The newspaper carried an article by Suhasini Raj wherein the writer said that repeated arrest of journalist Aasif Sultan under different black laws is the latest instance, in which Indian authorities have weaponized the legal system to limit free speech and harass journalists in the disputed Kashmir region.
“After being held in jail for close to four years awaiting trial on charges of aiding militants, Kashmiri journalist Aasif Sultan was granted bail by the courts last week, and he thought he could finally return home to his wife and his daughter, who was just 6 months old when he was arrested,” said the article titled Kashmir journalists face forbidding pattern: arrest, bail, re-arrest.
“But Indian authorities did not let him go, levying similar charges under a different law, and have since moved him to a different jail. Sultan’s case is the latest instance, rights activists say, in which Indian authorities have weaponized the legal system to limit free speech and harass journalists, particularly those in the Indian-controlled portion of the disputed Kashmir region.”
The article went on to add: “Some have been arrested under laws that allow people to be held for extended periods without trial and that make bail terms extremely difficult and sometimes impossible.”
“Sultan is now being held under the stringent Jammu and Kashmir Public Safety Act, a preventive detention law that lets the region’s authorities keep a suspect in jail for a maximum of two years — without any formal criminal charges being filed, and so without any trial and with no hope for bail — if local authorities contend that the person presents a security risk or a threat to public order.”
“Activists argue that the law violates international human rights, and lawyers say Indian authorities have used it to round up Kashmiris posing no threat of violence, including journalists, students and those with sizable political or economic sway in the region.”
“The Public Safety Act is based on the apprehension that one may do something illegal and not that one may have done something illegal,” said Shafqat Nazir, a lawyer who practices at the High Court of Srinagar, Kashmir’s largest city. “Just on the basis of an apprehension, one can rot in jail for two years.”
“Sultan’s experience — a detention extended either just after a court grants bail or just before a bail hearing — has become a pattern, applied against at least two other Kashmiri journalists arrested in recent months.”
“Fahad Shah, editor-in-chief of a news website called The Kashmir Walla, was first arrested in February. He has been arrested three times since then, with authorities bringing new charges as soon as he received bail in the previous ones.” “And Sajad Gul, a trainee reporter for The Kashmir Walla, was arrested Jan. 5 for uploading a video he had recorded of the family of a slain militant in which they were displaying anti-India slogans, police said, according to local media reports. He got bail 10 days later. But before he was released, authorities informed him that he would continue to be held under the Public Safety Act.”

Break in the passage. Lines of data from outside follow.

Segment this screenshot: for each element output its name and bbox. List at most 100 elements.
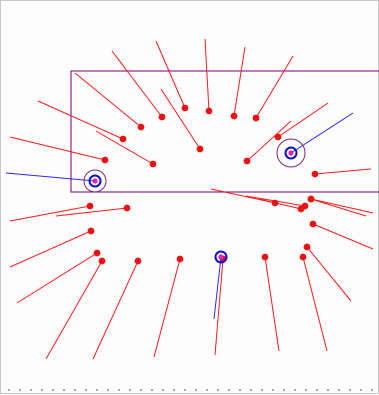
red-ray-line <box>55 207 128 217</box>
red-ray-line <box>111 50 163 118</box>
highlight-circle <box>83 169 107 193</box>
red-ray-line <box>246 120 292 162</box>
ruler-dot <box>327 389 329 391</box>
red-ray-line <box>255 55 294 119</box>
red-dot-marker <box>158 113 166 121</box>
red-ray-line <box>210 188 276 204</box>
red-dot-marker <box>271 199 279 207</box>
ruler-dot <box>19 389 21 391</box>
red-ray-line <box>264 256 280 352</box>
red-dot-marker <box>149 160 157 168</box>
ruler-dot <box>74 389 76 391</box>
magenta-dot-marker <box>288 150 294 156</box>
red-ray-line <box>95 130 154 165</box>
red-ray-line <box>9 205 91 222</box>
red-dot-marker <box>309 220 317 228</box>
red-dot-marker <box>311 170 319 178</box>
red-ray-line <box>155 40 186 109</box>
ruler-dot <box>261 389 263 391</box>
red-ray-line <box>214 258 224 356</box>
red-ray-line <box>302 256 328 352</box>
blue-ray-line <box>290 112 354 154</box>
red-dot-marker <box>274 133 282 141</box>
ruler-dot <box>184 389 186 391</box>
ruler-dot <box>129 389 131 391</box>
ruler-dot <box>85 389 87 391</box>
red-ray-line <box>312 223 374 250</box>
ruler-dot <box>52 389 54 391</box>
ruler-dot <box>283 389 285 391</box>
blue-ring-marker <box>214 250 228 264</box>
ruler-dot <box>217 389 219 391</box>
ruler-dot <box>8 389 10 391</box>
magenta-dot-marker <box>92 178 98 184</box>
red-ray-line <box>314 168 372 175</box>
red-dot-marker <box>101 156 109 164</box>
ruler-dot <box>206 389 208 391</box>
ruler-dot <box>349 389 351 391</box>
ruler-dot <box>338 389 340 391</box>
blue-ring-marker <box>284 146 298 160</box>
red-dot-marker <box>196 145 204 153</box>
ruler-dot <box>173 389 175 391</box>
red-dot-marker <box>134 257 142 265</box>
ruler-dot <box>228 389 230 391</box>
ruler-dot <box>41 389 43 391</box>
red-dot-marker <box>261 253 269 261</box>
red-dot-marker <box>303 243 311 251</box>
ruler-dot <box>316 389 318 391</box>
red-dot-marker <box>137 123 145 131</box>
red-dot-marker <box>86 202 94 210</box>
ruler-dot <box>63 389 65 391</box>
red-dot-marker <box>243 157 251 165</box>
red-ray-line <box>16 252 98 304</box>
ruler-dot <box>107 389 109 391</box>
red-dot-marker <box>93 249 101 257</box>
ruler-dot <box>195 389 197 391</box>
red-ray-line <box>160 88 201 150</box>
red-dot-marker <box>205 107 213 115</box>
ruler-dot <box>272 389 274 391</box>
boundary-rectangle <box>70 70 379 193</box>
blue-ray-line <box>213 256 222 320</box>
ruler-dot <box>371 389 373 391</box>
ruler-dot <box>30 389 32 391</box>
ruler-dot <box>140 389 142 391</box>
ruler-dot <box>239 389 241 391</box>
ruler-dot <box>305 389 307 391</box>
red-ray-line <box>9 136 106 161</box>
red-dot-marker <box>181 104 189 112</box>
red-ray-line <box>9 230 92 268</box>
ruler-dot <box>96 389 98 391</box>
red-dot-marker <box>98 257 106 265</box>
ruler-dot <box>360 389 362 391</box>
highlight-circle <box>276 138 306 168</box>
ruler-dot <box>118 389 120 391</box>
magenta-dot-marker <box>218 254 224 260</box>
blue-ray-line <box>5 172 96 182</box>
red-dot-marker <box>123 204 131 212</box>
ruler-dot <box>162 389 164 391</box>
red-dot-marker <box>230 112 238 120</box>
red-ray-line <box>310 198 374 214</box>
ruler-dot <box>151 389 153 391</box>
red-dot-marker <box>299 253 307 261</box>
red-ray-line <box>74 72 142 128</box>
ruler-dot <box>294 389 296 391</box>
red-dot-marker <box>252 114 260 122</box>
red-ray-line <box>153 258 181 358</box>
red-dot-marker <box>176 255 184 263</box>
red-dot-marker <box>87 227 95 235</box>
red-ray-line <box>92 260 139 360</box>
red-dot-marker <box>307 195 315 203</box>
red-ray-line <box>277 102 329 138</box>
red-ray-line <box>204 38 210 112</box>
ruler-dot <box>250 389 252 391</box>
red-ray-line <box>233 46 246 117</box>
red-ray-line <box>310 198 367 217</box>
red-ray-line <box>45 260 103 360</box>
red-ray-line <box>306 246 352 302</box>
blue-ring-marker <box>88 174 102 188</box>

Activists point to the government’s grounds for detaining Shah, who has reported widely on Kashmir for international publications, as evidence of how loosely the Indian government interprets the Public Safety Act to silence journalists.”
“Shah was described by police as an “anti-national element under the cover of journalism” who is ‘continuously propagating stories which are against the interest and security of the nation’.” “Yashraj Sharma, who has been leading The Kashmir Walla since Shah’s detention, said the government’s practice of arrests, then rearrests, was sending a chilling message to journalists.”
“Every time we hit the publish button, we are not sure if that particular story will land us in jail the next day,” Sharma said. “Regional media has been squished.”
“…rights activists say the clampdown on Kashmir’s media has intensified since 2019, when Modi’s government revoked the state’s special status, which had given it a degree of autonomy, and dissolved its elected government, bringing the region under direct control of the federal government.”